Abu Bakar menganggap bahwa seseorang yang paling tepat melakukan tugas
tersebut adalah Zaid bin Tsabit, karena Zaid termasuk barisan penghafal Qur’an
dan sekaligus salah seorang penulis wahyu yang ditunjuk oleh Rasul SAW, apalagi
dia menyaksikan tahap-tahap akhir Qur’an diturunkan kepada Rasul SAW. Zaid juga
terkenal cerdas, sangat wara’, amanah, dan istiqamah. Umar pun
menyetujui keputusan Abu Bakar tersebut.
Seperti halnya Abu Bakar, Zaid pun semula ragu menerima tugas tersebut.
Tetapi setelah diyakinkan oleh Abu Bakar, akhirnya dia bersedia melaksanakannya
di bawah bimbingan Abu Bakar, Umar, dan para sahabat senior lainnya. Dalam
melaksanakan tugasnya, Zaid mengikuti metode yang digariskan oleh Abu Bakar dan
Umar, yaitu mengumpulkan Qur’an dengan tingkat akurasi tinggi dan hati-hati.

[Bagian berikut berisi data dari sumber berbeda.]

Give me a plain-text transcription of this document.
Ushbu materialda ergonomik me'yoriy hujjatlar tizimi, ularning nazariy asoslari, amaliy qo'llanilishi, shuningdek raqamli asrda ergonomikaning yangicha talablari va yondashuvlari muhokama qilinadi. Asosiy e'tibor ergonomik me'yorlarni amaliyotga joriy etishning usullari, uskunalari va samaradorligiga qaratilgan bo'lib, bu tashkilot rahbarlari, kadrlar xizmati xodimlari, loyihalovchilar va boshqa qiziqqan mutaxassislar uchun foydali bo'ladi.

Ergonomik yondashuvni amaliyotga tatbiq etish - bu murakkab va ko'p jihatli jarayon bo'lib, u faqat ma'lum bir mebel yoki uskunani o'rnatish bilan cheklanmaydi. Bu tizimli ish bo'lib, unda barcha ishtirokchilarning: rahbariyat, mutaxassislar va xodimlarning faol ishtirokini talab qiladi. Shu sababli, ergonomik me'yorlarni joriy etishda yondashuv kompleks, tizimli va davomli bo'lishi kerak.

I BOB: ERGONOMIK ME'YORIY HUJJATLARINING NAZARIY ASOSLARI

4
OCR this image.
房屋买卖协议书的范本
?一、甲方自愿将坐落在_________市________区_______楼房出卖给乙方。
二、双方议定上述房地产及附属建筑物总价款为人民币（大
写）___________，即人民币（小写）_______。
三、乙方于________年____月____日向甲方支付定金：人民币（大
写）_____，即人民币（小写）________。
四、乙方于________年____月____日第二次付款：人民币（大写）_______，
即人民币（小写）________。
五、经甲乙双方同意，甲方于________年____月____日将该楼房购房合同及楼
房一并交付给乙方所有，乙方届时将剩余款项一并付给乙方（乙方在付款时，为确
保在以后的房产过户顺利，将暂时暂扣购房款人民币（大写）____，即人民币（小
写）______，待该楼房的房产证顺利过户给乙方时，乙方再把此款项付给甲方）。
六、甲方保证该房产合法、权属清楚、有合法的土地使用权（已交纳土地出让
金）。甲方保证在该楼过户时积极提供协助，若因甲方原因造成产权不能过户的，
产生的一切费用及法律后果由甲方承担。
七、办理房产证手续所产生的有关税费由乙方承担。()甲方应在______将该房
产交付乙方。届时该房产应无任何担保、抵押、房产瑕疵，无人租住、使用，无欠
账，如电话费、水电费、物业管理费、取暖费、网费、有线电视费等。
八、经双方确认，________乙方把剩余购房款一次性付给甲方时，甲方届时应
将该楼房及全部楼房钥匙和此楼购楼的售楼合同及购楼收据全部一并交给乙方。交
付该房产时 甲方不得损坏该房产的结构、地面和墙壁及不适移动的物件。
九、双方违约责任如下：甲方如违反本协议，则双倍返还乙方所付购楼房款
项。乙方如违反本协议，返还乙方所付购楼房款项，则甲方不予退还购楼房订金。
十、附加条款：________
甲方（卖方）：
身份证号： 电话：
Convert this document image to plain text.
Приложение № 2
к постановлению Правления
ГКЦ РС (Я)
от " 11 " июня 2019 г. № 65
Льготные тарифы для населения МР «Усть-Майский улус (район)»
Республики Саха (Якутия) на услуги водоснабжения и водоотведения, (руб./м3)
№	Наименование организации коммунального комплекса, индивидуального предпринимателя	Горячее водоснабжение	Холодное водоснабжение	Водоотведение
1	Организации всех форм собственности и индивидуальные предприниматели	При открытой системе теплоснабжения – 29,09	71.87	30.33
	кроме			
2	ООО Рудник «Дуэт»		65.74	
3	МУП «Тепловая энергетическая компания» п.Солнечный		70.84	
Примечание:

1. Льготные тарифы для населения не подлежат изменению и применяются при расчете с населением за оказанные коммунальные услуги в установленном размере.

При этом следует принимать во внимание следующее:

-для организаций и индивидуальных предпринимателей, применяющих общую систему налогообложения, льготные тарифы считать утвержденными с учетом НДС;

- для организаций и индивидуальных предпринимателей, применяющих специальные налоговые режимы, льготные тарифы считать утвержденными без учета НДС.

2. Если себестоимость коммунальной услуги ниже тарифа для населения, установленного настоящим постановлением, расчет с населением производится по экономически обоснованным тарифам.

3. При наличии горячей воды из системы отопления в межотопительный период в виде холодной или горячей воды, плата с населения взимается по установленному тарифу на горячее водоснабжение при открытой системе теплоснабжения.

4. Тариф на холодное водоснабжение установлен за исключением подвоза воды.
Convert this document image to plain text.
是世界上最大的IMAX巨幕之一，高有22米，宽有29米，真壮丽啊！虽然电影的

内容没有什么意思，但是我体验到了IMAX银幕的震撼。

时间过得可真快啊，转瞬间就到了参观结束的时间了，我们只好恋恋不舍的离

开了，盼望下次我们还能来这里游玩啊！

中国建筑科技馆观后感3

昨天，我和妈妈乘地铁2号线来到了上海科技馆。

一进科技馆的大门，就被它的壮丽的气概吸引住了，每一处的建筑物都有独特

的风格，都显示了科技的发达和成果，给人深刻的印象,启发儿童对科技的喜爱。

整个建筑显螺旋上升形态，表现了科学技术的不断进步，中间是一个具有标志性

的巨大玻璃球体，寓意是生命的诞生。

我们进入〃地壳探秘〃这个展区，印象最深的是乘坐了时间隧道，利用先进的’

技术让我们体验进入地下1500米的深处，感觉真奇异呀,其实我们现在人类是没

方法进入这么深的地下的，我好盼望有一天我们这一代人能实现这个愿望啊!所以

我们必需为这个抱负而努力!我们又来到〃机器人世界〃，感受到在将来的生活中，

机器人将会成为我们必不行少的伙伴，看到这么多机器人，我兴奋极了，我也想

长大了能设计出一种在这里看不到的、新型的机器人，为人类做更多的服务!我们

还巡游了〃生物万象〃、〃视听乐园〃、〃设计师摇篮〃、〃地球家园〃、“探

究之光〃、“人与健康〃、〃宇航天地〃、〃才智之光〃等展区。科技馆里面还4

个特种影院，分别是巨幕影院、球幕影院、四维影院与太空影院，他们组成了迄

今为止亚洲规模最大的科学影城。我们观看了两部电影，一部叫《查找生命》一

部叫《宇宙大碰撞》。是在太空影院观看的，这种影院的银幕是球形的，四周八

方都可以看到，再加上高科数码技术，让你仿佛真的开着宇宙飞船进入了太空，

Sumber yang digunakan pun tidak cukup hafalan dan catatan yang dibuat oleh Zaid
sendiri, tetapi menggunakan catatan-catatan yang pernah dibuat pada zaman Rasul
dan hafalan para sahabat. Setiap sumber harus dikuatkan oleh dua orang saksi
yang dipercaya.[4] Kemudian
tersusunlah sebuah mushaf yang dikumpulkan dengan tingkat akurasi tinggi dari
sumber yang mutawatir dan diterima secara ijma’ oleh umat Islam saat
itu. Ayat-ayat yang sudah dinasakh tidak lagi dituliskan. Ayat-ayat sudah
disusun sesuai dengan urutannya berdasarkan petunjuk Rasulullah SAW, tetapi
surat demi surat belum tersusun sebagaimana mestinya.
3.
Sejarah Penghimpunan Al-Qur’an pada Masa
Utsman bin Affan RA
Pengumpulan Qur’an pada masa Utsman dilatarbelakangi oleh meluasnya
perbedaan pendapat di antara kaum Muslim tentang penulisan dan bacaan Qur’an
yang benar, terutama setelah wilayah Khilafah Islamiyah semakin meluas
ke bagian utara dan Afrika Utara. Umat Islam kala itu memiliki perbedaan dialek
dalam membaca Qur’an sesuai dengan asal daerahnya. Misalnya umat Islam di Syam
mengikuti bacaan Ubay bin Ka’ab, di Kufah mengikuti bacaan Abu Musa Al-Asy’ari,
dan sebagainya. Perbedaan seperti itu menjadi masalah bagi sebagian umat Islam,
terutama yang tidak mengerti dan tidak tahu
bahwa Qur’an diturunkan dalam beberapa versi qira’at. Kekhawatiran
Utsman dapat terbaca jelas dalam pidatonya waktu itu: “Anda semua yang dekat
denganku berbeda pendapat, apalagi orang-orang yang bertempat tinggal jauh
dariku, mereka pasti lebih berbeda lagi”. Hadits riwayat Abu Daud.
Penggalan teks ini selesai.